ИВИНСКАЯ О.В. Годы с Борисом Пастернаком.
В плену времени. Стр. 35.
Этой сцене есть параллель – о походе Жени Лурье в профком с жалобой, чтобы ей вернули беспартийного, но все-таки советского писателя – мужа.
Зинаида Николаевна явилась не в профком, а к разлучнице в дом, не в просчитанной надежде на действенность, а по вызову «умирающей». Евгений Борисович именно, очевидно, твердое заявление Зинаиды Николаевны о том, что она семью разрушать не позволит, имеет в виду, когда сочувственно передает мамочкины сожаления, что та добровольно отдала мужа сопернице. Не поборолась за него. Поборолась, да еще как – но не действующим на него оружием. Увещевания профкомовской активистки для него – как заклинания шамана.
«…прошло несколько дней, а она не появлялась. Из приглушенных разговоров старших мы узнавали страшные вещи: она в сумасшедшем доме. В больнице имени Ганушкина. Бабка сама написала заявление, чтобы ее забрали. Это оказалось неправдой.
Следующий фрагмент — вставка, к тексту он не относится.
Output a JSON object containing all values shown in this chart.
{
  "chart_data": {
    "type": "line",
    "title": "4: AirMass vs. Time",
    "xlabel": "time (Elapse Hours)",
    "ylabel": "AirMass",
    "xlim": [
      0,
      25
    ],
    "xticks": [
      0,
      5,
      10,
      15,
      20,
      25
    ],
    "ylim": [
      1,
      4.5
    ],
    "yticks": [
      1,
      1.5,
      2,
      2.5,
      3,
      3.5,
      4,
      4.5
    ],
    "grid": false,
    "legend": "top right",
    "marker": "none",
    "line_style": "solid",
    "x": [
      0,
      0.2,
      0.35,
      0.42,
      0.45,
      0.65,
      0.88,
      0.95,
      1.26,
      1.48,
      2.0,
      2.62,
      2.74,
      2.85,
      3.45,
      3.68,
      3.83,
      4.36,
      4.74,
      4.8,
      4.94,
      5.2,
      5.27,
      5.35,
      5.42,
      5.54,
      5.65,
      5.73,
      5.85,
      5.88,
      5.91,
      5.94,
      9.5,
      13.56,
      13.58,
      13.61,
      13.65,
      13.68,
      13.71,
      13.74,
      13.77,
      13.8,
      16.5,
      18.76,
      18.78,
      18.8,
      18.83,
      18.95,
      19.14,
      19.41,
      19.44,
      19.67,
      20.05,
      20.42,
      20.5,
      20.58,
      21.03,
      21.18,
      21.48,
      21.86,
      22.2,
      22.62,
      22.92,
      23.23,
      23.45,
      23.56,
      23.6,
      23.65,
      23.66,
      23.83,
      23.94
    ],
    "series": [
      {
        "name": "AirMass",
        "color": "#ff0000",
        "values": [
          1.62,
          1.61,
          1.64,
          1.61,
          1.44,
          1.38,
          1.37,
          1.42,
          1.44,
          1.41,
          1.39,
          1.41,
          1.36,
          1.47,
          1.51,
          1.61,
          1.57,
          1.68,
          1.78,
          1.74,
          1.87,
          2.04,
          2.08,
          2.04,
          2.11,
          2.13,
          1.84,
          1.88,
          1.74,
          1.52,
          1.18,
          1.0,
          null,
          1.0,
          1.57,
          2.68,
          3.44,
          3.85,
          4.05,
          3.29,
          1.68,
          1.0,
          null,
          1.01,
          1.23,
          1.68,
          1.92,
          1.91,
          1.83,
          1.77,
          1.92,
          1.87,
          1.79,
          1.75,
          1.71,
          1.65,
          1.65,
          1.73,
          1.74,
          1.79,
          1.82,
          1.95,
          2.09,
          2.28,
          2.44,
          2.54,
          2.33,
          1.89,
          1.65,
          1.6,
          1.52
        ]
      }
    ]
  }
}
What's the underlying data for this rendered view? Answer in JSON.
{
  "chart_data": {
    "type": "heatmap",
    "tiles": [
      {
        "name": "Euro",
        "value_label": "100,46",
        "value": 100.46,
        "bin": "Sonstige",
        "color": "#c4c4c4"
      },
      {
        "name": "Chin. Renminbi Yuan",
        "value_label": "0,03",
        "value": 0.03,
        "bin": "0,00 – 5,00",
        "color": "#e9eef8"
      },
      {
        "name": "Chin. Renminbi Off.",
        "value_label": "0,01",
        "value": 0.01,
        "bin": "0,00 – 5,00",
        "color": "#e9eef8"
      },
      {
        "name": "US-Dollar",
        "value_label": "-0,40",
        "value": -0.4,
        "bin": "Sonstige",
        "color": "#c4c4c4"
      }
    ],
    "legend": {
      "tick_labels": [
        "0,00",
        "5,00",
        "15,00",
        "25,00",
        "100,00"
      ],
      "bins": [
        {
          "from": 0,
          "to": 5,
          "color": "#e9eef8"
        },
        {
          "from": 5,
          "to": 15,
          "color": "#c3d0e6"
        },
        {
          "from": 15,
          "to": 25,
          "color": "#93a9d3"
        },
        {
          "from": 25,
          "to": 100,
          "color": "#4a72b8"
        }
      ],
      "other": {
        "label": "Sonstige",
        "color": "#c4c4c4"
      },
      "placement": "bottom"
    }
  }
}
Она отравилась, но была не в больнице, а у своей приятельницы Люси П., которую бабка считала источником многих неприятностей (у „бабки“ все были виноватые: и Люся, и Пастернак, кричала она и на Зинаиду Николаевну), и домой возвращаться не хочет (какие там дети, бабка, когда тут такой роман!). Мы с Митькой присмирели и притаились. Мы уже привыкли жить без матери, как вдруг она вернулась, виновато просунув в дверь бледное личико, как-то по-новому, по-больничному, повязанное простым платком».
На самом же деле скорее всего Ольга Всеволодовна делала подпольный аборт, чуть, вероятно, не умерла, вызывала Зинаиду Николаевну – непонятно для чего, показывала нарисованные трупные пятна, – но опять-таки трудно вообразить рассчитываемый положительный эффект. То, что это был аборт, по виноватому личику и по-простому повязанному платку поняли и запомнили на всю жизнь ее дети. Женщине полагалось в таких делах чувствовать себя виноватой – и показать это своим детям: кому еще, чтобы надрыв и стыд были виднее? «Она вернулась тихой и какой-то маленькой и долго не выходила из дома. Но потом все пошло по-прежнему».